During the hard coat anodizing process, a uniform aluminum oxide layer is formed on the surface that penetrates into the material. The hard coat anodizing process involves submerging the part(s) in a sulfuric acid bath at approximately 32°F, with a density of 23 to 37 amps, for anywhere from 20 minutes to two hours. The amount of time spent submerged determines the thickness of the coating.
While aluminum naturally forms oxide on the surface over time, the aluminum oxide that is formed on the surface during the hardcoat anodizing process is more uniform, dense, and much harder than with natural oxidation.
Benefits of Hard Coat Anodized Aluminum
Hard Coat Anodized Aluminum is used for the following reasons:
- Corrosion resistance
- Dielectric properties
- Improved lubrication
- Increased wear resistance
- Increased abrasion resistance
- Light weight properties
- Flame resistance
- Non-contaminating (for medical instrumentation)
How Does Hard Coat Anodizing Affect Dimensions?
It is important to note that hard coat anodizing parts with tight dimensions will affect their final dimensions. 50% of the coating penetrates into the surface of the parts, while the other 50% builds up on the surface. The typical thickness produced by hard coat anodizing is .0005”-0.002”, but the coating thickness can be controlled with exceptional accuracy using a state-of-the-art control system. When setting up a project, Arrow Cryogenics makes sure that the required specifications are included in the work contract documents. We work closely with our customers when tight tolerances are required to ensure that the thickness of the coating is exactly as expected.
How Does Hard Coat Anodizing Affect the Appearance of Aluminum?
If the aluminum to be hard coat anodized is not dyed (Class I), the color of the aluminum will change. The color of the aluminum after being hard coat anodized depends on the alloy and the thickness of the coating. On some alloys, the color of the aluminum after hardcoat anodizing will be gray/bronze; on other it will be gray-black. If the aluminum is dyed (Class II), black is the most commonly used color.

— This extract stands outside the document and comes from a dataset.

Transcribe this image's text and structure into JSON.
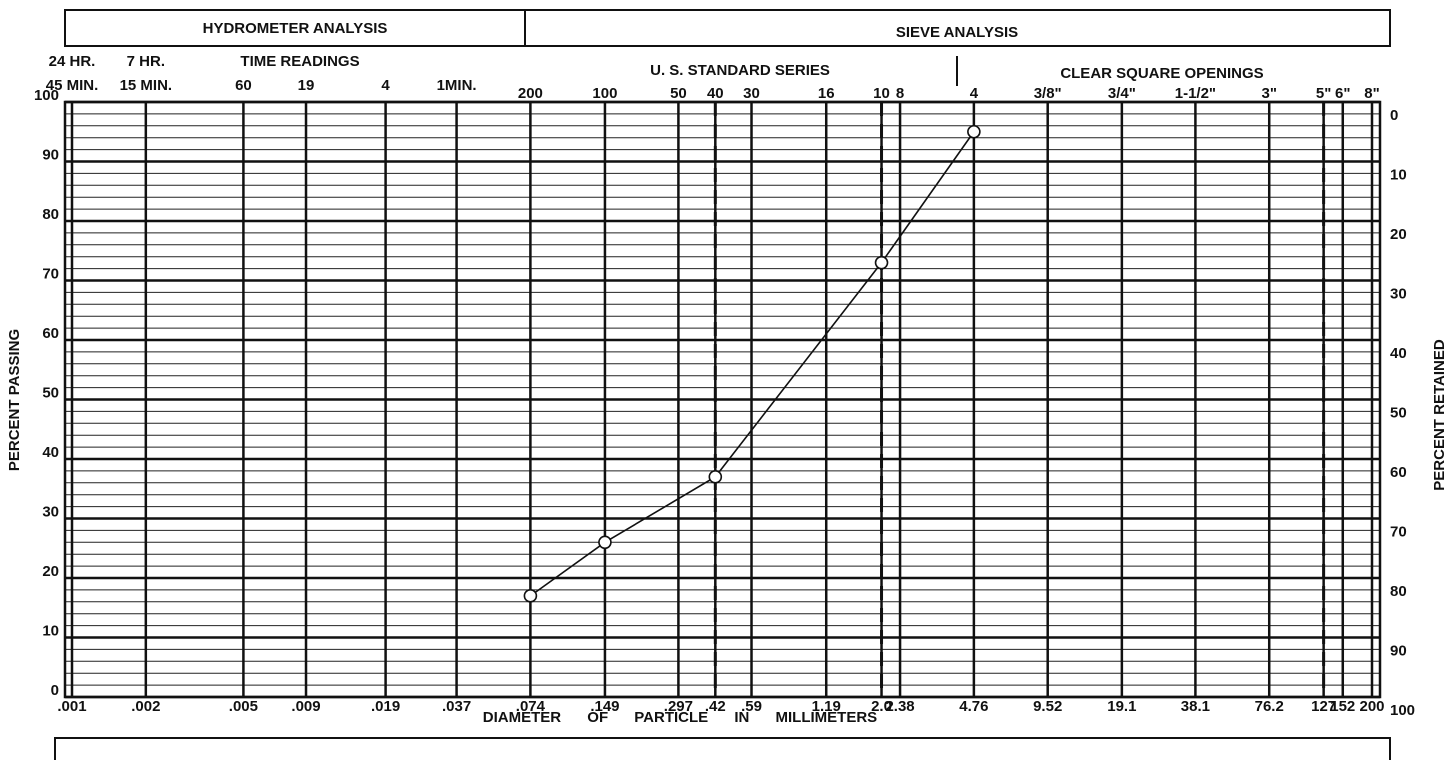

Other colors may be available depending on the alloy and the coating thickness. Sampling is required if a color other than black is needed.
Sealing After Hard Coat Anodizing
After a component has been hard coat anodized, it may or may not be sealed. If the main function of the application is to obtain the maximum degree of abrasion or wear resistance, the coating should not be sealed. If the main function of the application is for corrosion resistance, and reduced abrasion resistance is not an issue, sealing is advised. If it is needed, the sealing of hardcoat anodized parts must be specified by our customers.
These are just a few of the industries that benefit from the standard anodizing and hardcoat anodizing:
- Aviation & Aerospace
- Buildings & Architecture
- Food Manufacturing / Preparation
- Home Furnishing
- General Manufacturing
- Marine Industry
- Medical / Dental Equipment
- Military / Law Enforcement
- Sporting Goods
Arrow Cryogenics is an ISO:9001:2008 company.